Belirli bir davaya ilişkin olarak delilleri değerlendirme ve gösterilen delilin davayla ilgili olup olmadığına karar verme yetkisi kural olarak yargılamayı yürüten mahkemeye aittir. Bu konuda değerlendirme yapmak Anayasa Mahkemesinin görevi değildir. Bununla birlikte yargılamada adil yargılama hakkı kapsamındaki silahların eşitliği ve çelişmeli yargılama ilkelerine gerektiği ölçüde riayet edilip edilmediği Anayasa Mahkemesinin denetim yetkisi kapsamındadır. Anılan ilkeler kapsamında yapılacak incelemede, delillere ilişkin olarak iddia ve savunma makamı arasında oluşturulan dengesizlik iddialarının da yargılamanın bütünü ışığında değerlendirilmesi gerekir. Özellikle sanığın kendisinin elde etme olanağı bulunmayan deliller bakımından yargı makamlarınca savunmaya bunların aksini ortaya koyma hususunda makul imkânların sunulması gerekir (Ruhşen Mahmutoğlu, § 60).

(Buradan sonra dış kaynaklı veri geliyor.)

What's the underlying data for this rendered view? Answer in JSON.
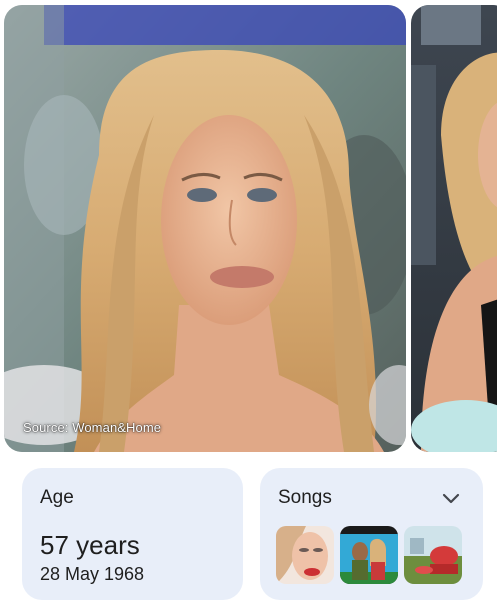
{
  "carousel": {
    "source_label": "Source: Woman&Home",
    "images": [
      "kylie-minogue-portrait",
      "kylie-minogue-event"
    ]
  },
  "age_card": {
    "title": "Age",
    "value": "57 years",
    "birth_date": "28 May 1968"
  },
  "songs_card": {
    "title": "Songs",
    "expand_icon": "chevron-down-icon",
    "thumbnails": [
      "song-thumbnail-1",
      "song-thumbnail-2",
      "song-thumbnail-3"
    ]
  },
  "colors": {
    "card_background": "#e8eef9",
    "text": "#1f1f1f",
    "chevron": "#44474e"
  }
}
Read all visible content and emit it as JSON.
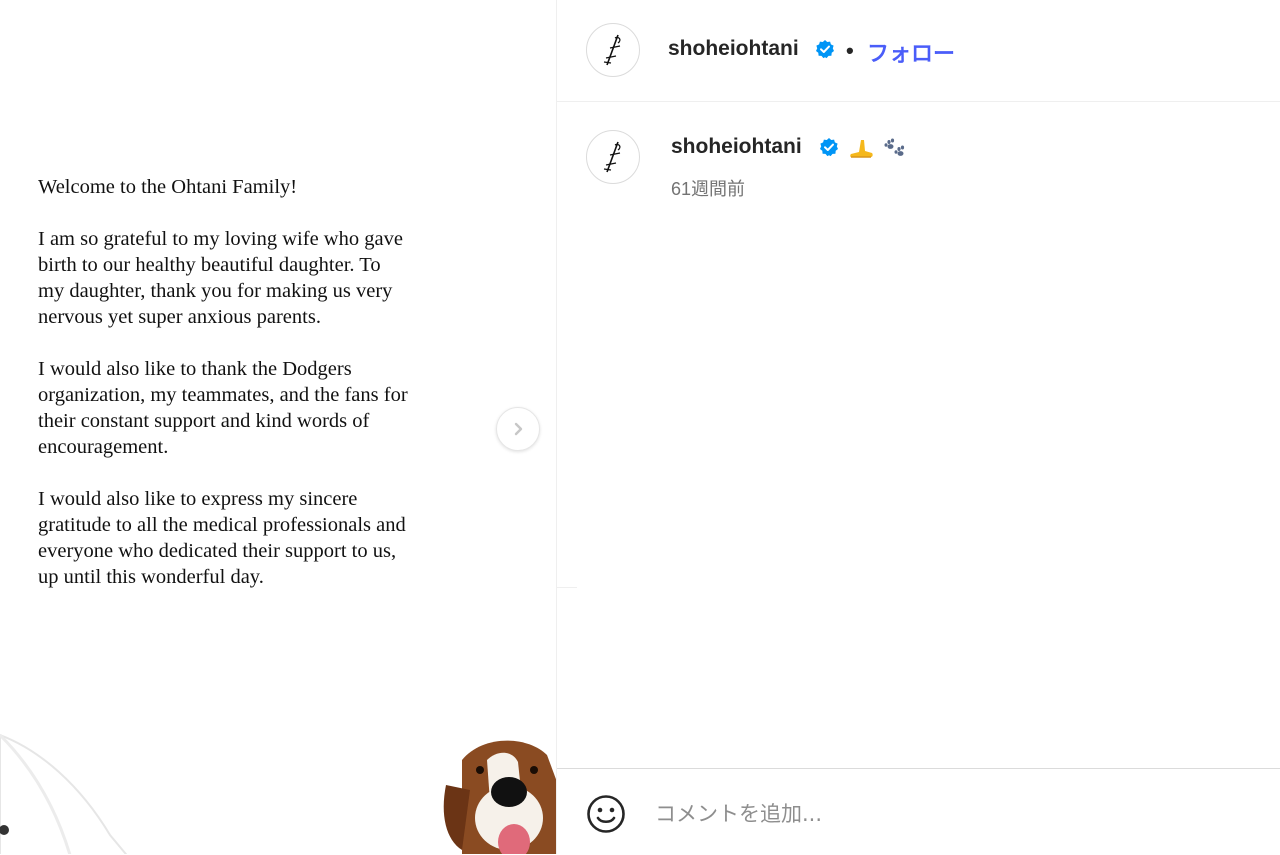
{
  "post": {
    "paragraphs": [
      "Welcome to the Ohtani Family!",
      "I am so grateful to my loving wife who gave birth to our healthy beautiful daughter. To my daughter, thank you for making us very nervous yet super anxious parents.",
      "I would also like to thank the Dodgers organization, my teammates, and the fans for their constant support and kind words of encouragement.",
      "I would also like to express my sincere gratitude to all the medical professionals and everyone who dedicated their support to us, up until this wonderful day."
    ]
  },
  "header": {
    "username": "shoheiohtani",
    "separator": "•",
    "follow_label": "フォロー"
  },
  "caption": {
    "username": "shoheiohtani",
    "timestamp": "61週間前"
  },
  "comment": {
    "placeholder": "コメントを追加..."
  },
  "colors": {
    "follow": "#4a5df9",
    "verified": "#0095f6",
    "muted": "#737373"
  }
}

Somut olayda Mahkeme, müştekinin para yatırdığı hesaba ait banka kartını başvurucunun kaybettiğine ve dolandırıcılık eyleminin üzerinde şifre yazılı bu kart ile başkaca şahıslar tarafından gerçekleştirildiğine yönelik savunmasına karşılık “sanığın şifresini arkasına yazdığı kartını kaybettiği yönündeki savunmasının hayatın olağan akışına aykırı ve suçtan kurtulmaya yönelik olduğu, bu tip suçlarda sanıkların bu yönde savunma yaptıkları” şeklinde bir gerekçe ile başvurucu hakkında mahkûmiyet kararı vermiştir. Başvurucunun kullandığı telefonun olay tarihine ait baz istasyonu verileri ve bu olaya benzer şekilde başvurucunun aynı banka kartı hesabına para yatırılması sağlanarak gerçekleştirilen başka bir dolandırıcılık eylemine ilişkin Konya 5. Ağır Ceza Mahkemesindeki dosyanın getirtilmiş olmasına rağmen Mahkeme gerekçeli kararda bu belgelere ilişkin olarak lehe veya aleyhe bir değerlendirme yapmamıştır.
Başvurucunun olayın faili olmadığı yönünde ileri sürdüğü hususlarla ilgili de araştırma yapılmamış, delil toplatma talepleri Mahkemece somut gerekçe açıklanmaksızın soyut ve genel ifadelerle reddedilmiştir. Başvurucunun suçun sübutu açısından belirleyici nitelikte olan, müştekinin aradığı telefon numaralarının kime ait olduğunun araştırılması, ATM’den para çekme anına ilişkin çevredeki MOBESE kayıtlarının getirtilmesi ve başvurucunun kart hesabını kapatmak amacıyla banka müşteri hizmetlerini aradığını ispata yarayacak ses kaydının istenmesi talepleri dosyanın esasına etkili olmayacağı gerekçesiyle reddedilmiştir. Başvurucunun toplatılmasını talep ettiği deliller ancak devlet yardımıyla elde edilebilecek niteliktedir. Dolayısıyla başvurucuya kendisinin elde etme olanağı bulamadığı delilin aksini ortaya koyma hususunda makul imkânlar sunulmamıştır. Sonuç olarak başvurucu, usule ilişkin imkânlar noktasında iddia makamına nazaran dezavantajlı bir konuma düşürülmüştür. Bu koşullarda Mahkemenin izlediği yöntemin silahların eşitliği ve çelişmeli yargılama ilkelerinin gereklerine uygun olmadığı, başvurucunun menfaatlerini koruyan güvenceler içermediği açıktır. Bu durum, yargılamanın bir bütün hâlinde adil olmaktan çıkmasına neden olmuştur.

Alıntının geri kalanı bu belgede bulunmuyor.